Will Augmented Reality Enhance The Hotel Stay Of The Future?
— 7 experts shared their view
While virtual reality can be used to attract travelers to a specific destination, augmented reality has the potential to enhance the experience as it is lived. From the point of view of sales and advertising, AR is a great way to show offers and promotions in real-time: a traveler could point the camera at a restaurant and see the menu-of-the-day come to life, or watch hotel room rates shown over the "real" property. It is likely that the future of travel will be made up of a mix of multiple realities: phenomenal, virtual, and augmented.
How will hotels be able to benefit from the technology?
Founder | CEO | Futurist
AR is present in different areas of our life today, even on its most trivial aspects: think about the explosion of Pokémon Go, a game with over 60M active users every month. Some hotels have ridden this "gamification" wave, transforming into "Pokétel." AR is also used to offer unique experiences, as in the case of "Le Petit Chef," an application created by SkullMapping, which lets you enjoy your dinner while it is "cooked" by an animated Chef on your plate.

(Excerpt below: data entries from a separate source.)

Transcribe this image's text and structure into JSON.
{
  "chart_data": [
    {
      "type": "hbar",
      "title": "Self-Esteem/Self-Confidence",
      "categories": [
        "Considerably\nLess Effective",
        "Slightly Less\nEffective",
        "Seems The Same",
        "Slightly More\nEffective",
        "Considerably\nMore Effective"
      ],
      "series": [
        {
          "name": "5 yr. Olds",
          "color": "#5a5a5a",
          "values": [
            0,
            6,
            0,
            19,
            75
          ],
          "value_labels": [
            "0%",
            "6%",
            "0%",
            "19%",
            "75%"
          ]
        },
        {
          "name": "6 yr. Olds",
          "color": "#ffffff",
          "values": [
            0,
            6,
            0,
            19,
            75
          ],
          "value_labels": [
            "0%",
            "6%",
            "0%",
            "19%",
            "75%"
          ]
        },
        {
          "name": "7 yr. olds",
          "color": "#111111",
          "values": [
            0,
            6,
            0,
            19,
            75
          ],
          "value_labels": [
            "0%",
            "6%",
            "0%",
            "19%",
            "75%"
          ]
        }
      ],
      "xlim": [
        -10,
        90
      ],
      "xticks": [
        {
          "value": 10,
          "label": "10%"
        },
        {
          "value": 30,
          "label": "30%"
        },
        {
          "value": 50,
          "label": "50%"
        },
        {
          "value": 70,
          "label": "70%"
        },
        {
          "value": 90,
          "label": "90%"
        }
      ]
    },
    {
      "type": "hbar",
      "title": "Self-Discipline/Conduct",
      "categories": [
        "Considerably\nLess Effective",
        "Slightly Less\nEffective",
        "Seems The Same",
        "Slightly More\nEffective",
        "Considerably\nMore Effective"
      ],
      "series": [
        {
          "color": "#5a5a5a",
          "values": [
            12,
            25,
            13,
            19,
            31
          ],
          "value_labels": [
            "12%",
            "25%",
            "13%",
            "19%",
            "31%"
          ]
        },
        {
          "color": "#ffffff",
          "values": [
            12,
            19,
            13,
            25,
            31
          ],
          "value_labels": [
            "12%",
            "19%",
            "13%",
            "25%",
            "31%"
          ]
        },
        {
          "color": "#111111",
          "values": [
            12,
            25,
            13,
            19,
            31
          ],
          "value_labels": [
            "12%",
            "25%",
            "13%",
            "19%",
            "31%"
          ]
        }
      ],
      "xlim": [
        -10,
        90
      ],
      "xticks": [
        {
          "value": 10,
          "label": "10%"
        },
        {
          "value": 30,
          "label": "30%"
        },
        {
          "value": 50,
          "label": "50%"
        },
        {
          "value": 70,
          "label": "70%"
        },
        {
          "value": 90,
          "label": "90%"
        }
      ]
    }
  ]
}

Examples are everywhere, and they show a renewed interest in the technology. I have always felt that the Google Glass flop was more due to an error in timing, rather than design, and several trends confirm this: in '19, Facebook signed a partnership with Luxottica to market its version of AR glasses. In '20, Google itself bought North, a Canadian manufacturer of smart glasses, which had already received funds from Amazon and Intel. Google, especially, is at the forefront when it comes to AR: just open Maps, click on "Live View" and see what happens, or, even better, check Google Lens out. A mobile image recognition app launched during I/O of '17, Google Lens is often referred to as the "Shazam of things." It allows to scan and translate texts from images, menus or flyers, find information, reviews, opening hours, and historical facts about monuments, restaurants, and shops, etc., so I'd say hotels are already, even though mainly indirectly, benefiting from the technology, and they will continue to do so in the future.